How to handle Grey Mould in Greenhouses

gray-mold1Horticulturalist Peter Whyte gives Polydome customers some tips on how to deal with Grey Mould.

Grey mould is a common disease of greenhouse plants in late summer and autumn. The key to controlling it is knowing how it lives and ensuring that it doesn’t get a grip.  It is a fungus disease, caused by several different Botrytis species.  The commonest one in greenhouses is Botrytis cinerea, which attacks unhealthy, dead or dying plant tissues.  If that was all it did, it would be little trouble to growers and just another useful organism recycling our plant wastes into compost.  But when established on dead or wounded plant parts it then attacks the neighbouring healthy tissues, killing them back too.  It produces a forest of tiny hair-like stems on the surface of the plant, each one ending in a capsule of microscopic dust-like spores.  This is the visible ash-grey mould.  When you disturb the plant, the capsules release clouds of spores to attack more plants.  Some land on tomato fruits where they fail to penetrate unbroken skin and die out, leaving ‘ghost spots’ with white edges and almost transparent centres.  Affected tomatoes are edible but don’t look attractive.

Control the fungus by denying it food.
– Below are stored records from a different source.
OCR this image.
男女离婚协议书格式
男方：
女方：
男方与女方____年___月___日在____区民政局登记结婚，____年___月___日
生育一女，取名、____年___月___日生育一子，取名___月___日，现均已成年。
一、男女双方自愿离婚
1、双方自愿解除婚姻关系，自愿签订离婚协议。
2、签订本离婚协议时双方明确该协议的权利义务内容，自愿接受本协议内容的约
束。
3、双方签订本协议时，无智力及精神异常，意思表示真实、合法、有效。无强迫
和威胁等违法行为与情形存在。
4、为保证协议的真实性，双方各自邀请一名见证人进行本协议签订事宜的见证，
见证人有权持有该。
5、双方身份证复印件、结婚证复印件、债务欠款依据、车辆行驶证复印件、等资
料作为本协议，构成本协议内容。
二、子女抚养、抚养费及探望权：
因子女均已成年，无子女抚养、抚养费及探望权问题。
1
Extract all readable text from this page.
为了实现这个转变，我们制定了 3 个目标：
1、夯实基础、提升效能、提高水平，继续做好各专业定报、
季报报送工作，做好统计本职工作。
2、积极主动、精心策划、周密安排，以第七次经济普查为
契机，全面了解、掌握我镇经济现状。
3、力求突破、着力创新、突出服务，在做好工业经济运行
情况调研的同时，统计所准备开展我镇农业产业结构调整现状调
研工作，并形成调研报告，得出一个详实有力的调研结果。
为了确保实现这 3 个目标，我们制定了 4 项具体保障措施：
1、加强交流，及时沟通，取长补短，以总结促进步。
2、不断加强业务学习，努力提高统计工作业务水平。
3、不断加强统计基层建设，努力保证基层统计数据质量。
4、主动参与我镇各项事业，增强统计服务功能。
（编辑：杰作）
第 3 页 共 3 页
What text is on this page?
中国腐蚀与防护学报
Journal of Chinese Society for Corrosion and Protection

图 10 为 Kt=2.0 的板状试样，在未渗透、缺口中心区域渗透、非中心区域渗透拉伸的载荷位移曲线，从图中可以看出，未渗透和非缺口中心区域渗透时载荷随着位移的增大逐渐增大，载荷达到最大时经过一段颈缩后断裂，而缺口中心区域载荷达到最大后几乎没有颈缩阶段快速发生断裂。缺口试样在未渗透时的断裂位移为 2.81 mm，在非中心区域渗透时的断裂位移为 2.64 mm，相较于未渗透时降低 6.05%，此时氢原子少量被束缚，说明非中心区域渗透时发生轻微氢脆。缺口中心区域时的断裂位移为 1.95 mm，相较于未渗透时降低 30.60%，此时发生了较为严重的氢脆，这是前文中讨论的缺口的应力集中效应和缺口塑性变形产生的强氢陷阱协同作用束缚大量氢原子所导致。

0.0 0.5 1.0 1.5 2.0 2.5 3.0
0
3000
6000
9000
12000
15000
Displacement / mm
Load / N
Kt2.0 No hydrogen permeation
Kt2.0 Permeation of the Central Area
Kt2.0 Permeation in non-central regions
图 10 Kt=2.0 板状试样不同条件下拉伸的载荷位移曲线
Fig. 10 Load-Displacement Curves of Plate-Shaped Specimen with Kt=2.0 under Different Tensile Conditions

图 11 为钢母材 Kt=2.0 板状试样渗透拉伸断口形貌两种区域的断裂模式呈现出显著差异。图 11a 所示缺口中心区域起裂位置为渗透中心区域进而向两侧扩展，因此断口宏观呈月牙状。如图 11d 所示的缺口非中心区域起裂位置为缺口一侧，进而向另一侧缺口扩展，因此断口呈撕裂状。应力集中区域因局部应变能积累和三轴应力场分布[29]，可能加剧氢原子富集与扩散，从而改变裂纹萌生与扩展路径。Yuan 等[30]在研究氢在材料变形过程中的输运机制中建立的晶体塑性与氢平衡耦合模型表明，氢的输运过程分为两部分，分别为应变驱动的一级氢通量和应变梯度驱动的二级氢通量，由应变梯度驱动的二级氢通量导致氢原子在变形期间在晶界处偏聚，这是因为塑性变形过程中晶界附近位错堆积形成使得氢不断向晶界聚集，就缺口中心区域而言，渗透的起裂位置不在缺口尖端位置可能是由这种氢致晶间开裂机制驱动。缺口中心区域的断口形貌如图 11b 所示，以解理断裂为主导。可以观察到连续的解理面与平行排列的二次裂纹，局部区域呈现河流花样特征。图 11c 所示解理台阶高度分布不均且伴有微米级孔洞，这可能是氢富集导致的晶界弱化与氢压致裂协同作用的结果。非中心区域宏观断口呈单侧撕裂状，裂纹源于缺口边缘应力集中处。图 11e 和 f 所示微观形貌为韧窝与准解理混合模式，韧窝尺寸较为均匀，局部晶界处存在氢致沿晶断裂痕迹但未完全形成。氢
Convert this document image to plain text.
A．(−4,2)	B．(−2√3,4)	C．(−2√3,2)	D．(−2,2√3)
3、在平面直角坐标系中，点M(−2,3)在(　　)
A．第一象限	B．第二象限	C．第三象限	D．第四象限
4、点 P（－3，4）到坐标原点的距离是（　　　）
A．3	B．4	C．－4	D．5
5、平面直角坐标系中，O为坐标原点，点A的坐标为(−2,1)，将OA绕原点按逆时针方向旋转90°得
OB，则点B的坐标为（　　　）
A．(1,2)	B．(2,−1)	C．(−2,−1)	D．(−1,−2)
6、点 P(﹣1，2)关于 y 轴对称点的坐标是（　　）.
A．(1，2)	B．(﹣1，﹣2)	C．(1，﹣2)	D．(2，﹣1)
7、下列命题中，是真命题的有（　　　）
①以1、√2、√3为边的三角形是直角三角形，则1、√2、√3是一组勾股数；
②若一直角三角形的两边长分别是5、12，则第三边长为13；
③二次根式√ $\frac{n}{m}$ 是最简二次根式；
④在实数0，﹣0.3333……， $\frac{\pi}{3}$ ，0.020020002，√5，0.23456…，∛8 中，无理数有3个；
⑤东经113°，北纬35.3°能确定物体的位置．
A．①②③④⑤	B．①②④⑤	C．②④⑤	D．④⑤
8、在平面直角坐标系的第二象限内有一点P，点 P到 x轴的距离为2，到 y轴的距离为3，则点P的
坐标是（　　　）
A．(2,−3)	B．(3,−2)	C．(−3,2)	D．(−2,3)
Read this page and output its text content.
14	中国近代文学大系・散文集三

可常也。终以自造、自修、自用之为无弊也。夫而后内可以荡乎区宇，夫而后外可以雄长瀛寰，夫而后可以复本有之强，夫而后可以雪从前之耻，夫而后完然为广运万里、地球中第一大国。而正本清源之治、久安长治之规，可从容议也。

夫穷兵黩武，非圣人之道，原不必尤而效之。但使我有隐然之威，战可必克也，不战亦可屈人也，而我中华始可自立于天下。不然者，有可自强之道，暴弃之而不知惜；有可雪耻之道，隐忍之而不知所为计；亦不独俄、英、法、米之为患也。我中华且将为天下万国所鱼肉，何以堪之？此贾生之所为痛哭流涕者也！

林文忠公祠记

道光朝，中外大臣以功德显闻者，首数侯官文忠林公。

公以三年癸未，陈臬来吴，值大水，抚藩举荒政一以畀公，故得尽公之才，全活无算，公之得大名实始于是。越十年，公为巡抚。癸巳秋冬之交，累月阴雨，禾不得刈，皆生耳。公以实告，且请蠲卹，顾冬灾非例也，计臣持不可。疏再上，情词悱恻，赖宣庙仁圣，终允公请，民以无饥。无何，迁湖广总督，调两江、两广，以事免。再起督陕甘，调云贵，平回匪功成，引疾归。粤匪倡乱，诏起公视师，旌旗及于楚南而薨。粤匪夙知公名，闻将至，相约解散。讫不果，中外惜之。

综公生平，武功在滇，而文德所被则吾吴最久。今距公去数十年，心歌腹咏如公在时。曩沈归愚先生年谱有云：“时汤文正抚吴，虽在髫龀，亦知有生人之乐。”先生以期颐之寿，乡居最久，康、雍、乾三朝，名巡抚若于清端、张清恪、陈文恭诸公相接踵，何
Dead-head plants often and remove dying or infected leaves, stems and fruits right away.  Never leave fallen fruits on the ground.  Water regularly to reduce leaf die-back and fruit splitting.  Reduce humidity by ventilating well, thinning out dense foliage, spacing plants further apart, removing weeds and watering only in the morning so plants and the ground surface will be dry all night.  Feed plants less nitrogen (which encourages soft, sappy, disease-prone growth) and more potash (which encourages slower, harder, disease-resistant growth).  Prune and de-leaf plants in the mornings so the wounds dry off before night.  Disinfect the greenhouse and dig over the soil in winter to reduce resting spores.